飛騨高山にある位山に行ってきました(外部ブログ「飛騨に行ってきました」参照)。

地元の方に案内していただき、興味深い話を聞きながらのお参りになりました。


飛騨一宮水無神社


奥宮がある位山


位山の天の岩戸

位山には、「天の岩戸」なるものがあります。「天の岩戸」といえば、天照大神が隠れた伝説で有名です。それがここにあるというのは、ちょっと不思議な気がします。

地元の方の話によると、古事記や日本書紀等、いわゆる記紀に書かれていることというのは、すべて真実でないとのことでした。それには大いに同感です(「日本建国史の再考」参照)。
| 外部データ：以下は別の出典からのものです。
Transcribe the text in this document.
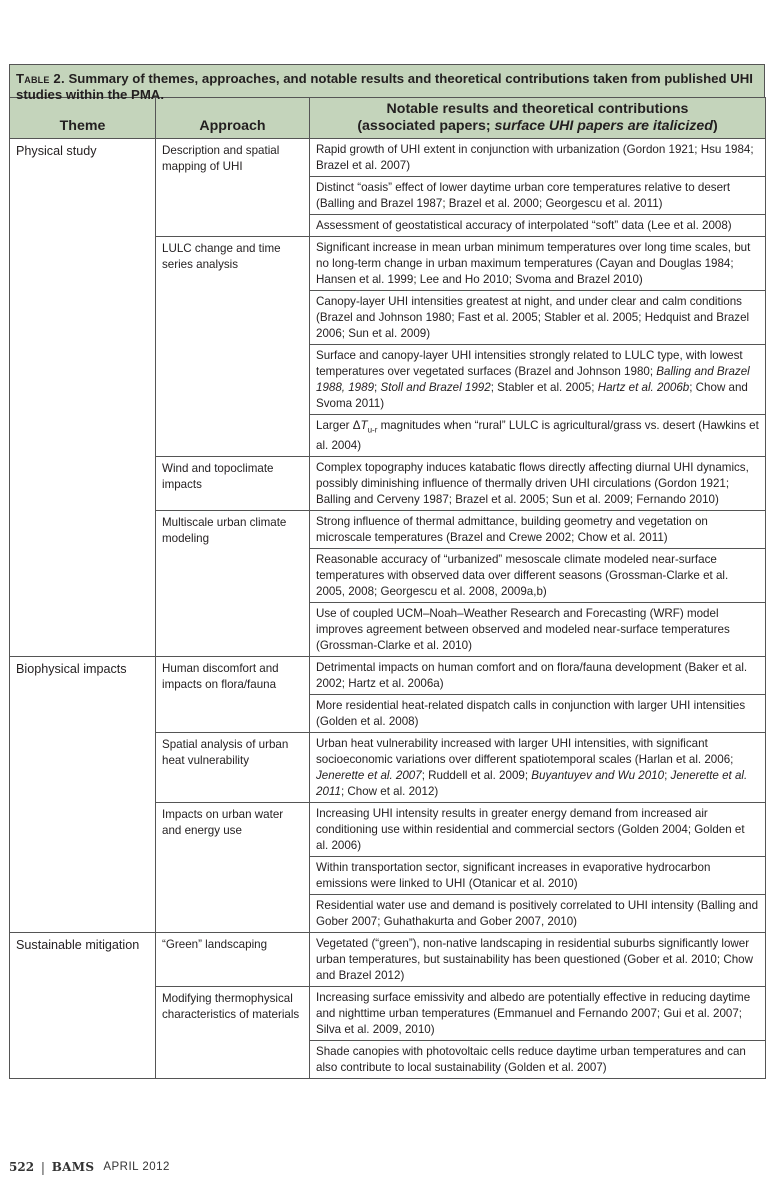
Table 2. Summary of themes, approaches, and notable results and theoretical contributions taken from published UHI studies within the PMA.
Theme	Approach	Notable results and theoretical contributions
(associated papers; surface UHI papers are italicized)

Physical study	Description and spatial mapping of UHI	Rapid growth of UHI extent in conjunction with urbanization (Gordon 1921; Hsu 1984; Brazel et al. 2007)
		Distinct “oasis” effect of lower daytime urban core temperatures relative to desert (Balling and Brazel 1987; Brazel et al. 2000; Georgescu et al. 2011)
		Assessment of geostatistical accuracy of interpolated “soft” data (Lee et al. 2008)
	LULC change and time series analysis	Significant increase in mean urban minimum temperatures over long time scales, but no long-term change in urban maximum temperatures (Cayan and Douglas 1984; Hansen et al. 1999; Lee and Ho 2010; Svoma and Brazel 2010)
		Canopy-layer UHI intensities greatest at night, and under clear and calm conditions (Brazel and Johnson 1980; Fast et al. 2005; Stabler et al. 2005; Hedquist and Brazel 2006; Sun et al. 2009)
		Surface and canopy-layer UHI intensities strongly related to LULC type, with lowest temperatures over vegetated surfaces (Brazel and Johnson 1980; Balling and Brazel 1988, 1989; Stoll and Brazel 1992; Stabler et al. 2005; Hartz et al. 2006b; Chow and Svoma 2011)
		Larger $\Delta T_{u-r}$ magnitudes when “rural” LULC is agricultural/grass vs. desert (Hawkins et al. 2004)
	Wind and topoclimate impacts	Complex topography induces katabatic flows directly affecting diurnal UHI dynamics, possibly diminishing influence of thermally driven UHI circulations (Gordon 1921; Balling and Cerveny 1987; Brazel et al. 2005; Sun et al. 2009; Fernando 2010)
	Multiscale urban climate modeling	Strong influence of thermal admittance, building geometry and vegetation on microscale temperatures (Brazel and Crewe 2002; Chow et al. 2011)
		Reasonable accuracy of “urbanized” mesoscale climate modeled near-surface temperatures with observed data over different seasons (Grossman-Clarke et al. 2005, 2008; Georgescu et al. 2008, 2009a,b)
		Use of coupled UCM–Noah–Weather Research and Forecasting (WRF) model improves agreement between observed and modeled near-surface temperatures (Grossman-Clarke et al. 2010)
Biophysical impacts	Human discomfort and impacts on flora/fauna	Detrimental impacts on human comfort and on flora/fauna development (Baker et al. 2002; Hartz et al. 2006a)
		More residential heat-related dispatch calls in conjunction with larger UHI intensities (Golden et al. 2008)
	Spatial analysis of urban heat vulnerability	Urban heat vulnerability increased with larger UHI intensities, with significant socioeconomic variations over different spatiotemporal scales (Harlan et al. 2006; Jenerette et al. 2007; Ruddell et al. 2009; Buyantuyev and Wu 2010; Jenerette et al. 2011; Chow et al. 2012)
	Impacts on urban water and energy use	Increasing UHI intensity results in greater energy demand from increased air conditioning use within residential and commercial sectors (Golden 2004; Golden et al. 2006)
		Within transportation sector, significant increases in evaporative hydrocarbon emissions were linked to UHI (Otanicar et al. 2010)
		Residential water use and demand is positively correlated to UHI intensity (Balling and Gober 2007; Guhathakurta and Gober 2007, 2010)
Sustainable mitigation	“Green” landscaping	Vegetated (“green”), non-native landscaping in residential suburbs significantly lower urban temperatures, but sustainability has been questioned (Gober et al. 2010; Chow and Brazel 2012)
	Modifying thermophysical characteristics of materials	Increasing surface emissivity and albedo are potentially effective in reducing daytime and nighttime urban temperatures (Emmanuel and Fernando 2007; Gui et al. 2007; Silva et al. 2009, 2010)
		Shade canopies with photovoltaic cells reduce daytime urban temperatures and can also contribute to local sustainability (Golden et al. 2007)
522 | BAMS APRIL 2012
一方で、竹内文書についても聞かされました。竹内文書とは、古代日本において、長らく大臣を務めたとされる竹内宿禰に関わる古文書です。その方によると、この位山は「竹内の山」であり、そこにある「天の岩戸」というのは「竹内の神社」であるという話でした。

その方のお宅にお邪魔すると、神功皇后と竹内宿禰、竹内宿禰に抱かれた赤子の応神天皇の三人の像が置かれていました。私自身、応神天皇が祀られている鶴岡八幡宮は地元であり、幼い頃から訪れている場所でもあるので、こうした置物にはとても愛着を感じます。そして、同時に思ったのは、そもそも天皇とは何者かということを議論するならば、竹内宿禰とは何者だったのかということについても、きちんと検証されなければならないだろうということです。それは、記紀に囚われた歴史観では割り出せません。しかし、それを乗り越えてでも、真実を見極めようとすることが何よりも肝要なのであり、歴史を学問とし扱っている方々にとっても、非常に大切なことなのではないかと思うのです。

もちろん、実際のところ、何が本当なのかは分かりません。その方もおっしゃっていたことですが、竹内文書にしても、すべてが真実であるとは思えません。しかし、記紀の記述に真実でないことが含まれているとしたら、それを補うに足る内容が、竹内文書に書かれている可能性は、けっして否定できないだろうと思います。

今回の位山での旅では、そんなことを思いながら、しばし天皇や日本古代史について考えさせられたのでした。